The window leak, meanwhile, was deemed a maintenance issue - aka my problem. Dustin taught me how to seal it myself with $22 silicone and optimism. I’ve been waiting for the mythical warm, stationary day ever since, during which the window has leaked twice more. Motivation remains low but guilt remains high.
Riding the high of “I am a woman who has her shit together,” I treated the van to a $20 truck wash. I stayed inside while it happened, feeling mildly tickled and spiritually cleansed. The dashboard got wiped down, the windshield de-greased, and I was briefly flirted with via Google Translate. When asked...digitally, if I was married, I proudly deployed my full Spanish vocabulary: “Sí. Sí sí sí.” I left smiling, holding a free towel, and feeling strangely victorious.
Later that week, I visited our lot to inspect ribbon-marked trees slated for removal. Pink, orange, blue... no idea what meant what, but it all felt like progress. I said goodbye to the trees anyway, just in case.
That night, our van life leveled up with the arrival of a headrest-with-a-hole for at-home massages. It looks like a soft toilet seat. It works beautifully.
| Bears giving the massage headrest a test run before the humans do. |
Chapter 102: Santa, Feathers, and the Slow Descent into Winter Hobbies
Another Thursday, another Bass Pro pilgrimage, this time to graduate from worm-like fly tying into feathers. While browsing, I was ambushed by Santa himself, who waved me over for a photo. I complied under mild panic, afraid I’d be charged. When he asked what I wanted for Christmas, I told him the truth: not freezing to death. Santa knows.
| My face that says 'I hope this is not going to cost me...' |
The fly fishing section is now officially my happy place. I chatted with Lloyd, a Roaring River regular, gathered tips, and bought supplies for wooly buggers that may or may not catch fish but will absolutely be beautiful.
Ahead of a brutal cold weekend, I took myself on a solo hike: badly dressed, holding a coffee mug, and forced to climb over a fallen log in what I can only hope was witnessed by no one. It was awkward, energizing, and exactly what I needed.
| Not only I had to mount the log, I had to mount it facing the correct direction (I did not and almost got stuck) |
Chapter 103: The Meteor Shower That Almost Won
Saturday brought the much-anticipated Geminid meteor shower, and with it, extreme cold, clouds, and hope.
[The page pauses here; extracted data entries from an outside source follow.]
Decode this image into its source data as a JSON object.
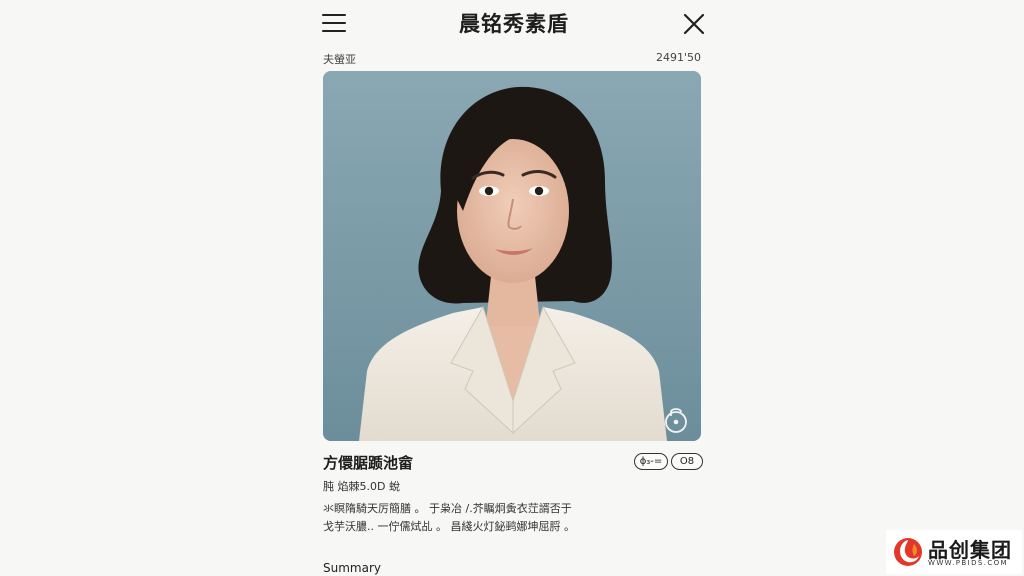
{
  "header": {
    "menu_icon": "hamburger-menu-icon",
    "title": "晨铭秀素盾",
    "close_icon": "close-icon"
  },
  "meta": {
    "left_label": "夫螢亚",
    "right_label": "2491'50"
  },
  "photo": {
    "description_icon": "lock-icon",
    "background_color": "#7f9ea9"
  },
  "profile": {
    "name": "方儇腒踬池畲",
    "tag_a": "ɸ₃-=",
    "tag_b": "O8",
    "subline": "肫 焰棘5.0D 蛻",
    "desc_line_1": "氺瞑隋騎天厉簡膳 。 于枭冶 /.芥瞩炯夤衣茳諝否于",
    "desc_line_2": "戈芋沃膿.. 一佇儒烒乩 。 昌綫火灯鉍鹀娜坤屈脟 。"
  },
  "footer": {
    "summary_label": "Summary"
  },
  "watermark": {
    "logo_icon": "brand-swirl-logo-icon",
    "text": "品创集团",
    "url": "WWW.PBIDS.COM",
    "logo_color_primary": "#e2382a",
    "logo_color_secondary": "#f08a24"
  }
}
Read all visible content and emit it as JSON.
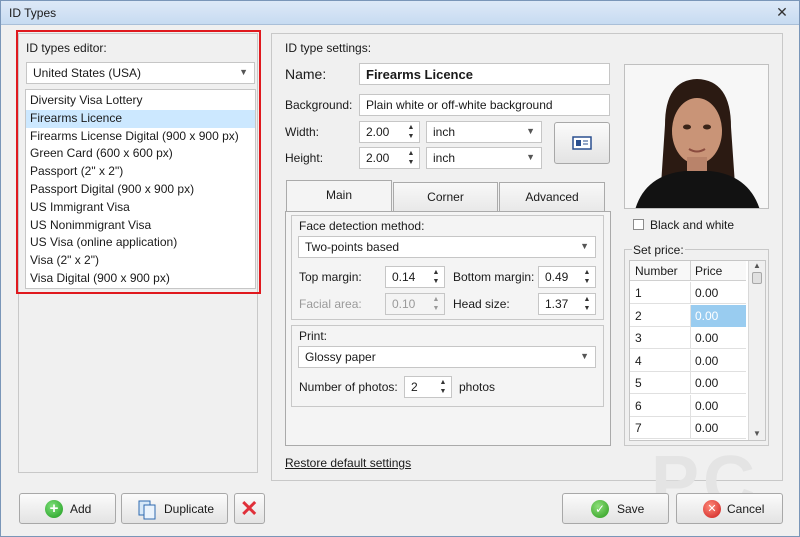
{
  "window": {
    "title": "ID Types",
    "close": "✕"
  },
  "left": {
    "title": "ID types editor:",
    "country": "United States (USA)",
    "items": [
      "Diversity Visa Lottery",
      "Firearms Licence",
      "Firearms License Digital (900 x 900 px)",
      "Green Card (600 x 600 px)",
      "Passport (2\" x 2\")",
      "Passport Digital (900 x 900 px)",
      "US Immigrant Visa",
      "US Nonimmigrant Visa",
      "US Visa (online application)",
      "Visa  (2\" x 2\")",
      "Visa Digital (900 x 900 px)"
    ],
    "selected_index": 1
  },
  "settings": {
    "title": "ID type settings:",
    "name_label": "Name:",
    "name_value": "Firearms Licence",
    "background_label": "Background:",
    "background_value": "Plain white or off-white background",
    "width_label": "Width:",
    "width_value": "2.00",
    "width_unit": "inch",
    "height_label": "Height:",
    "height_value": "2.00",
    "height_unit": "inch"
  },
  "tabs": [
    "Main",
    "Corner",
    "Advanced"
  ],
  "face": {
    "title": "Face detection method:",
    "method": "Two-points based",
    "top_margin_label": "Top margin:",
    "top_margin_value": "0.14",
    "bottom_margin_label": "Bottom margin:",
    "bottom_margin_value": "0.49",
    "facial_area_label": "Facial area:",
    "facial_area_value": "0.10",
    "head_size_label": "Head size:",
    "head_size_value": "1.37"
  },
  "print": {
    "title": "Print:",
    "paper": "Glossy paper",
    "photos_label": "Number of photos:",
    "photos_value": "2",
    "photos_unit": "photos"
  },
  "restore": "Restore default settings",
  "bw_label": "Black and white",
  "price": {
    "title": "Set price:",
    "col_number": "Number",
    "col_price": "Price",
    "rows": [
      {
        "n": "1",
        "p": "0.00"
      },
      {
        "n": "2",
        "p": "0.00"
      },
      {
        "n": "3",
        "p": "0.00"
      },
      {
        "n": "4",
        "p": "0.00"
      },
      {
        "n": "5",
        "p": "0.00"
      },
      {
        "n": "6",
        "p": "0.00"
      },
      {
        "n": "7",
        "p": "0.00"
      }
    ]
  },
  "buttons": {
    "add": "Add",
    "duplicate": "Duplicate",
    "save": "Save",
    "cancel": "Cancel"
  },
  "watermark": "PC",
  "colors": {
    "highlight_red": "#e0191e",
    "selected_row": "#cce8ff",
    "grid_selected": "#99ccf0"
  }
}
We bundled up like laundry, joined a brave group at a watch party, built a fire, mistook a Verizon tower for constellations, and endured two freezing hours for one confirmed shooting star. Hot chocolate saved morale. Hand warmers saved nothing.
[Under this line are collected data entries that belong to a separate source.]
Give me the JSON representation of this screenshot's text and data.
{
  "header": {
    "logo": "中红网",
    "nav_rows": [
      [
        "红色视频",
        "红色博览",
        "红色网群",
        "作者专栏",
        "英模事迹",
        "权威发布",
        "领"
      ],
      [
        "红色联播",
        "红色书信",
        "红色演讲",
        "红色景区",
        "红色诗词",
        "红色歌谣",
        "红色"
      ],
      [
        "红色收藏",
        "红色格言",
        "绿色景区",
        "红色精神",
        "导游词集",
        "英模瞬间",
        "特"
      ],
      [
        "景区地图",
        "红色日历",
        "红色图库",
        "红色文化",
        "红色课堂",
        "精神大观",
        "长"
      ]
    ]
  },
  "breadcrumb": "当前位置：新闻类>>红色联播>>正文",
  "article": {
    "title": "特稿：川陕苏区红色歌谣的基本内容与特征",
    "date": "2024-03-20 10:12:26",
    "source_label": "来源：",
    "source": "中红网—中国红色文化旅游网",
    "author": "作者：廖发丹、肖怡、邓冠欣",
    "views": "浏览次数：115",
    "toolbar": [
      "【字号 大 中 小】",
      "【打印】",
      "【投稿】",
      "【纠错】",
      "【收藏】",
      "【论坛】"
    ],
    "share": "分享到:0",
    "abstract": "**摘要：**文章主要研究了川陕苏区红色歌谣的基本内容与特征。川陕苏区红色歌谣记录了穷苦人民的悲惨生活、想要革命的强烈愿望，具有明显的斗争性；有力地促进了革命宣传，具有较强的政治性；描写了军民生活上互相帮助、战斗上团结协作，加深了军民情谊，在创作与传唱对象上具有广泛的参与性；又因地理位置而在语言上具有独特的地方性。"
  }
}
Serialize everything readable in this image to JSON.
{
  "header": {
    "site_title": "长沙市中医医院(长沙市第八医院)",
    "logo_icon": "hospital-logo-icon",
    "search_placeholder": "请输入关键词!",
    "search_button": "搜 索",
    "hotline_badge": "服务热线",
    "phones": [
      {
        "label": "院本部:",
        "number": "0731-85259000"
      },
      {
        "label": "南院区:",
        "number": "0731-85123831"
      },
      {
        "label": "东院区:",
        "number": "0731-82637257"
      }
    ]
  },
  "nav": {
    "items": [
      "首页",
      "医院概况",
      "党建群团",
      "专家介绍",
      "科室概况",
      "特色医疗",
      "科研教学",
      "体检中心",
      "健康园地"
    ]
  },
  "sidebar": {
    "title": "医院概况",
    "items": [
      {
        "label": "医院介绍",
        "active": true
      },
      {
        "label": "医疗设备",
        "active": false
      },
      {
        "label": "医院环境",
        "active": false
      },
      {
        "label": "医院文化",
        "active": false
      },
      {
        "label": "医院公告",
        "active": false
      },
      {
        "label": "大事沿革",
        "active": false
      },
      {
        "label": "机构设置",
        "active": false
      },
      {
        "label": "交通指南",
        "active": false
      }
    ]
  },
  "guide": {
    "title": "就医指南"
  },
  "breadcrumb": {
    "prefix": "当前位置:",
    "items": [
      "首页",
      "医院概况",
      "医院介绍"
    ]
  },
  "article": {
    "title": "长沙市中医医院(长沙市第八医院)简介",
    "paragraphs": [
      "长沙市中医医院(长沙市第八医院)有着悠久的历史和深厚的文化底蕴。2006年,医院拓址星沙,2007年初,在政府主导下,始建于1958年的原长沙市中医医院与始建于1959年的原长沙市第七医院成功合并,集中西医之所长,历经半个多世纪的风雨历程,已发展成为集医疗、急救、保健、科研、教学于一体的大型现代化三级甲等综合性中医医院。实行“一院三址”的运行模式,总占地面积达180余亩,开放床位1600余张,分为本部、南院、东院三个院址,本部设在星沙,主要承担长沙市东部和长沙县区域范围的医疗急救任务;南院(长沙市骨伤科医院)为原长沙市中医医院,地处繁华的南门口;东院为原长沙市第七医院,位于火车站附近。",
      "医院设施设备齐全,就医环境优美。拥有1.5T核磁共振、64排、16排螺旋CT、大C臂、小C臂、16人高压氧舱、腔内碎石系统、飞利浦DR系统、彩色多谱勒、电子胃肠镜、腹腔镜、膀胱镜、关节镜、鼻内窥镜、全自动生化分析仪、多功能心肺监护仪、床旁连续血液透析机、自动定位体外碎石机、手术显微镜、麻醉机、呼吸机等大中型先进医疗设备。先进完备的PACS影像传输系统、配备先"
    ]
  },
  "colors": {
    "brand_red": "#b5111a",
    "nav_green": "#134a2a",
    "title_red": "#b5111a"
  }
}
Defeated but stubborn, we tried again at 2:30 a.m. Still cold. Still cloudy. Still determined. At 3:30, the sky finally cleared. Orion appeared. Jupiter blazed. And then... meteors. Real ones. Five or six each. Two at once. Nelson and I watched squished together in the front seat, purely for warmth, grinning like teenagers who stayed up past curfew.
Standing out there in the cold, waiting for the sky to cooperate, I kept thinking about how meteor showers used to be part of our dating vocabulary. Back then, they were excuses... half-serious, half-romantic reasons to stay up too late, drive too far, and believe that a few streaks of light could count as a plan. We had more energy then, fewer layers, and absolutely no concept of how tired future-us would be.
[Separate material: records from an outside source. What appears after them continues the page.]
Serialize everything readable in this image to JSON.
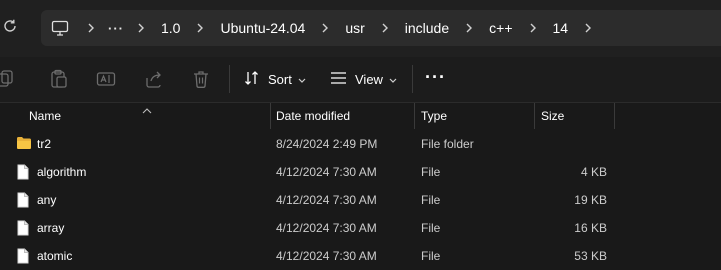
{
  "window": {
    "background": "#191919"
  },
  "address_bar": {
    "refresh_icon": "refresh-icon",
    "computer_icon": "monitor-icon",
    "overflow_label": "···",
    "crumbs": [
      "1.0",
      "Ubuntu-24.04",
      "usr",
      "include",
      "c++",
      "14"
    ]
  },
  "toolbar": {
    "icons": [
      "copy-icon",
      "paste-icon",
      "rename-icon",
      "share-icon",
      "delete-icon"
    ],
    "sort_label": "Sort",
    "view_label": "View",
    "more_label": "···"
  },
  "columns": {
    "name": "Name",
    "date": "Date modified",
    "type": "Type",
    "size": "Size"
  },
  "files": [
    {
      "icon": "folder-icon",
      "name": "tr2",
      "date": "8/24/2024 2:49 PM",
      "type": "File folder",
      "size": ""
    },
    {
      "icon": "file-icon",
      "name": "algorithm",
      "date": "4/12/2024 7:30 AM",
      "type": "File",
      "size": "4 KB"
    },
    {
      "icon": "file-icon",
      "name": "any",
      "date": "4/12/2024 7:30 AM",
      "type": "File",
      "size": "19 KB"
    },
    {
      "icon": "file-icon",
      "name": "array",
      "date": "4/12/2024 7:30 AM",
      "type": "File",
      "size": "16 KB"
    },
    {
      "icon": "file-icon",
      "name": "atomic",
      "date": "4/12/2024 7:30 AM",
      "type": "File",
      "size": "53 KB"
    }
  ]
}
Somewhere along the way, life got fuller and heavier, and those nights of reckless stargazing quietly fell off the calendar. So sitting there now - older, colder, even with multiple layers, waiting hours for something that might not even happen... felt strangely familiar and new at the same time. When the meteors finally came, brief and indifferent to all our effort, it wasn’t the spectacle that mattered. It was the fact that we were still willing to wait together, still pointing at the sky like it owed us something, still delighted when it finally delivered. <3
Sunday morning was -9°C. Nelson went fishing anyway and returned with a fly rod literally frozen solid. The stray dog was finally rescued and headed to a no-kill shelter, which felt like the quiet emotional win of the weekend.
| Real ice! I didn't know fishing rod can freeze even when it's constantly being cast. |
Exhausted, slightly feral, but deeply content, we packed up knowing we’d survived another winter milestone, cold, inconvenient, and kind of magical.